The results, TransFresh alleged, were false and unsubstantiated claims that TransFresh’s process introduces an unhealthy amount of CO2 into the atmosphere and that PeakFresh’s process was “green” and more environmentally responsible.  Other allegedly false claims included that a 1999 UC Davis study “validated that PeakFresh works just as effectively as the older gassing methods” when in fact, the study was inconclusive.  Despite TransFresh’s complaints and requests for substantiation, PeakFresh allegedly refused to respond.
In addition, TransFresh sought declaratory relief based on a PeakFresh C&D alleging that TransFresh made false and disparaging statements about PeakFresh’s products and stating that
Unless this matter is immediately resolved to our client's satisfaction, we intend to hold TransFresh responsible and liable for its unlawful and tortious conduct. We demand that TransFresh respond to this letter by no later than December 9, 2011. If you fail or refuse to comply with each of the demands listed above within the period specified, we will take all necessary steps to enforce and protect PeakFresh's rights and remedies. If this matter should proceed to litigation, please note that TransFresh will be required to compensate our client for any and all damages incurred and will be required to disgorge any and all revenues arising from its unlawful conduct. Govern yourself accordingly.
Initially, the court analyzed whether Rule 9(b) applied to the claims.  The court concluded that, except for the declaratory relief claim, it did because all the claims involved allegations of willful and intentional misconduct—even though relief would be available even without that state of mind.
TransFresh had provided enough detail about the video and statements on the website to meet Rule 9(b)’s requirements.  However, the allegations related to the sealable bags promotion weren’t enough: TransFresh didn’t allege “who specifically made these statements, when the statements were made, or to whom they were made.”  (I can’t believe this really means that TransFresh has to provide the name of the person at PeakFresh who sent out the bags and accompanying claims.  But then I don’t agree that Rule 9(b) should apply to statutory claims that don’t require any intent.)  Likewise, the statements about the UC Davis study weren’t identified with sufficient specificity in terms of where and when, nor about why omissions about other studies were misleading, and the shelf life/organic statements also lacked sufficient detail.

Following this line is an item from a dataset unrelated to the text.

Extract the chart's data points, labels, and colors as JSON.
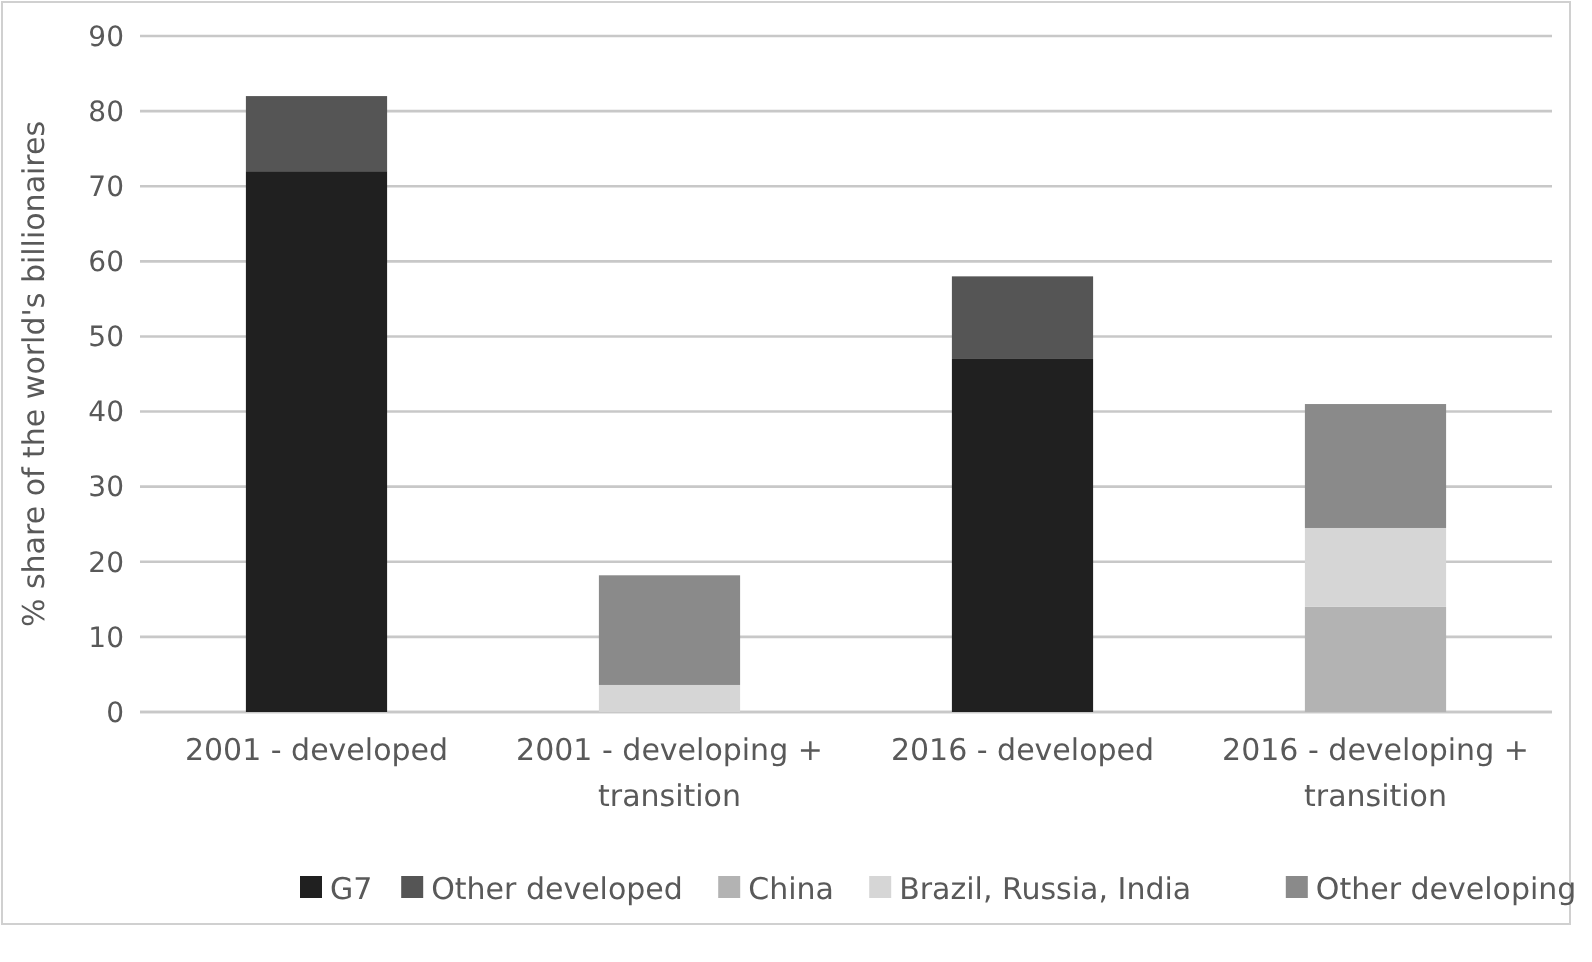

PeakFresh also argued that its principle, Gregory Ganzerla, shouldn’t be a defendant.  Principals may be liable if they participate in a wrong or authorize or direct that it be done.  A plaintiff must identify a defendant’s role in an allegedly fraudulent scheme.  Here, TransFresh didn’t plead with sufficient specificity to identify Ganzerla’s role, or plead sufficient facts to support alter-ego liability.
PeakFresh argued that the declaratory relief claim was unripe.  The court disagreed.  The C&D “accused TransFresh of false advertising, listed specific statements and addressed in detail why these statements were false and misleading.”  “Notably,” the statements at issue were mirror images of the ones TransFresh attacked in its own complaint.  Also, PeakFresh threatened to “hold TransFresh responsible and liable for its unlawful and tortious conduct” if TransFresh did not comply with PeakFresh's demands by December 9, 2011.  So the declaratory relief claim was appropriate.